Sprague and Wilgus designed and patented an upside-down, or underrunning, third rail to carry the electric power. With an underrunning third rail, the contact shoe from the train touches the bottom—and not the top—of the electrified rail. Such a system was safer than having the train receive its power from an overhead catenary. The top of the rail also could be covered to minimize accidental contact by track workers, as well as to prevent the buildup of ice and snow from attenuating the trains’ electrical contact.

An underrunning third rail is still in use on the lines except for the tracks owned by the former New York, New Haven, and Hartford railways, which are still electrified using overhead AC.

Trains running in and out of New York City were electrified by 1907, a year ahead of the deadline. Between 1903 and 1913, Grand Central Depot was torn down in phases and replaced by the current Grand Central Terminal. The new facility expanded railroad capacity, because the electric trains, unlike the steam locomotives, could go in reverse and did not need to be turned around. Therefore, tracks that were originally designated for that purpose could be used by additional trains.

Electric trains freed land surrounding Park Avenue for development because, in the absence of the smoke from steam trains, living and working there became more appealing. Significant suburban development in southern New York was encouraged by the introduction of fast, frequent rail access to the business district of New York City.

The terminal remains the busiest railroad station in the United States in terms of the daily number of commuters and visitors, many of whom shop in its stores and eat at its restaurants.

HONORING THE PAST

The Milestone dedication ceremony was hosted by Metro-North Railroad in the terminal’s marble Vanderbilt Room. Howard Michel, 2015 IEEE president, kicked off the event and spoke about the importance of the Milestone and IEEE’s pride in the achievement. He then unveiled the Milestone plaque on behalf of IEEE.

Also participating in the ceremony was Region 1 Director Ronald Tabroff, an IEEE life senior member, who presented a letter of congratulations to the IEEE New York Section on behalf of the IEEE History Committee, as well as certificates to each of the three proposers, Joseph Cunningham, John Sprague, and Robert Walker.

Sprague, the grandson of inventor Frank J. Sprague, was the keynote speaker. He described the history of the electrification from a technical standpoint. Three generations of Sprague descendants were at the ceremony: grandsons, a great-grandson, and a great-great grandson.

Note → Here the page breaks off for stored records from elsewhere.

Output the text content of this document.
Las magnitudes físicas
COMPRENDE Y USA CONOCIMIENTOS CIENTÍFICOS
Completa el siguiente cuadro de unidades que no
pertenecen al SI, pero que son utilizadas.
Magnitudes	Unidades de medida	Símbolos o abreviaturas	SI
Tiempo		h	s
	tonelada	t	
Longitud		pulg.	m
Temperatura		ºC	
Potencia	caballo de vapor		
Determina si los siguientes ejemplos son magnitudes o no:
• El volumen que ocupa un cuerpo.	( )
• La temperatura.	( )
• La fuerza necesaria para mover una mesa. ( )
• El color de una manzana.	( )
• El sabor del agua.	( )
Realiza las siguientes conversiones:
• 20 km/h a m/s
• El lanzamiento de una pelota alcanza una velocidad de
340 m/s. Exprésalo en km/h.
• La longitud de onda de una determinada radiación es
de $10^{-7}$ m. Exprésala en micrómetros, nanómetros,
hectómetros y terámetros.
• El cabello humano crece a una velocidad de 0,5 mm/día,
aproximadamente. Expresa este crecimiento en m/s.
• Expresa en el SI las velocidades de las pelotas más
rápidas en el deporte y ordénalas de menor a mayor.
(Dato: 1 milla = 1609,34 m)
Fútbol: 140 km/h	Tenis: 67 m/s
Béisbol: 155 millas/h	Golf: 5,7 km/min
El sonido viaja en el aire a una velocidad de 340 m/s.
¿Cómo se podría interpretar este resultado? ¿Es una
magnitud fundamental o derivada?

The plaque was mounted in Grand Central Terminal next to Track 32. It reads:

Grand Central Terminal, in continuous use since 1913, was the first large-scale railroad electrification project, a development that enabled it to become a major railroad terminal. The design of the terminal included several notable achievements in the field of electric traction, such as innovative designs of electric locomotives, multiple unit (MU) control of electric rolling stock, and the pioneering use of underrunning third rail.

Robert Colburn is the research coordinator at the IEEE History Center, which is partially funded by donations to the IEEE Foundation.